Many variables can affect the roasting time of the whole bird: Preheat the oven to 400ºF, lower to 325ºF after you put the bird in.

 

•   A partially frozen bird requires longer cooking, fresh birds require less, most charts offer times for previously frozen birds, so if cooking a fresh organic turkey the cooking time may be an hour or more less than a chart.

•   Dark roasting pans cook faster than shiny metals. (surprised?)

•   The depth and size of the pan can reduce heat circulation to all areas of the bird. Deep roasting pan with a rack works best. Also, consider room for drippings.

•   The use of a foil tent for the entire time can slow cooking, but works well in the early stage to keep moisture in the bird. Use of the roasting pan’s lid speeds cooking, remove it in the last hour for browning.
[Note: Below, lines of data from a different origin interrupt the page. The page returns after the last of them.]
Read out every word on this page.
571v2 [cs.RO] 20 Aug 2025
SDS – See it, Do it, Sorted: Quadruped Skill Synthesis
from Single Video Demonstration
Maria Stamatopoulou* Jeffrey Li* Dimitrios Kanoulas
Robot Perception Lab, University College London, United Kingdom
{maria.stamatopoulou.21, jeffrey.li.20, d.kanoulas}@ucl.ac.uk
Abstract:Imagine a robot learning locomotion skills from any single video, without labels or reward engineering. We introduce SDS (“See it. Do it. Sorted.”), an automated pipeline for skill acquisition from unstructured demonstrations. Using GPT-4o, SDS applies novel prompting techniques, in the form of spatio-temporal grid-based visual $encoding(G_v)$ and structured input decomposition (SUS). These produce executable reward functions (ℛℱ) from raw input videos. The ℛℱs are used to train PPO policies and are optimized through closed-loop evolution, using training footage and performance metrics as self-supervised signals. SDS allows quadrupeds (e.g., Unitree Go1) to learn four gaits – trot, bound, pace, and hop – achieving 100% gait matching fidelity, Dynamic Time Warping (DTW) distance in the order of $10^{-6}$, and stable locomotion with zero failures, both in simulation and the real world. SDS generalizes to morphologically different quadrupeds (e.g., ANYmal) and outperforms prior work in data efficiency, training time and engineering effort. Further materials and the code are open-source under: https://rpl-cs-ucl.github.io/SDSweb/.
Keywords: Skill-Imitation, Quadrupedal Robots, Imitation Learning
•   A stuffed bird takes longer to cook, check the temperature in the middle of the stuffing, it should reach 170ºF.

•   Oven may heat food unevenly and the oven’s thermostat may be inaccurate, good idea to add a thermometer inside the oven that hangs on the front of the rack.

•   The rack position has an effect on even cooking and heat circulation, vegetables work best on a high position, meat and baking in the middle.

•   A turkey or its pan may be too large for the oven, blocking heat circulation, check the pan days before you’re planning to cook.

 

Unstuffed Turkey

Stuffed Turkey

8 to 12 pounds — 2 3/4 to 3 hours

12 to 14 pounds — 3 to 3 3/4 hours

14 to 18 pounds — 3 3/4 to 4 1/4 hours

18 to 20 pounds — 4 1/4 to 4 1/2 hours

20 to 24 pounds — 4 1/2 to 5 hours

8 to 12 pounds — 3 to 3 1/2 hours

12 to 14 pounds — 3 1/2 to 4 hours

14 to 18 pounds — 4 to 4 1/4 hours

18 to 20 pounds — 4 1/4 to 4 3/4 hours

20 to 24 pounds — 4 3/4 to 5 1/4 hours

 

Remove the turkey from the oven when the temperature reading on a thermometer inserted at the thickest part under the leg and into the thigh is 161ºF. Check the stuffing by inserting the thermometer into the center of the stuffing, behind the crossed legs and it should be about 170ºF.

The turkey will continue cooking when it’s out of the oven and it should rest to settle the juices for at least 30 minutes, with the foil tent loosely placed over the top to keep steam from escaping and to keep it warm, nah it’s to keep temptation from sneaking a little nibble of stuffing or a taste from happening where ‘no one will see it’. 

OH and novice alert: if the turkey’s in the oven you don’t have room for heating bread, roasting vegetables, baking pies and even if you squeezed them in the temperature would be uneven. So plan ahead, schedule backwards from 45 minutes before you’re guests arrival time, which is when the turkey should come out of the oven. Appetizers will stall the starveing, this will give you a little time to make the mashed potatoes and gravy which really need to be made last minute, and to put the candied yams into the oven after the turkey.

The best thing about hosting the party is the incredible fragrance of the meal filling your home, and left-overs! This is only matched by the love that is shared in the caring about your guests. Nothing SAYS LOVE LIKE SHARING IN THE CLEAN UP Amen Sisters and Brothers. Yes, share the love and remember the stories to pass on to your children’s children.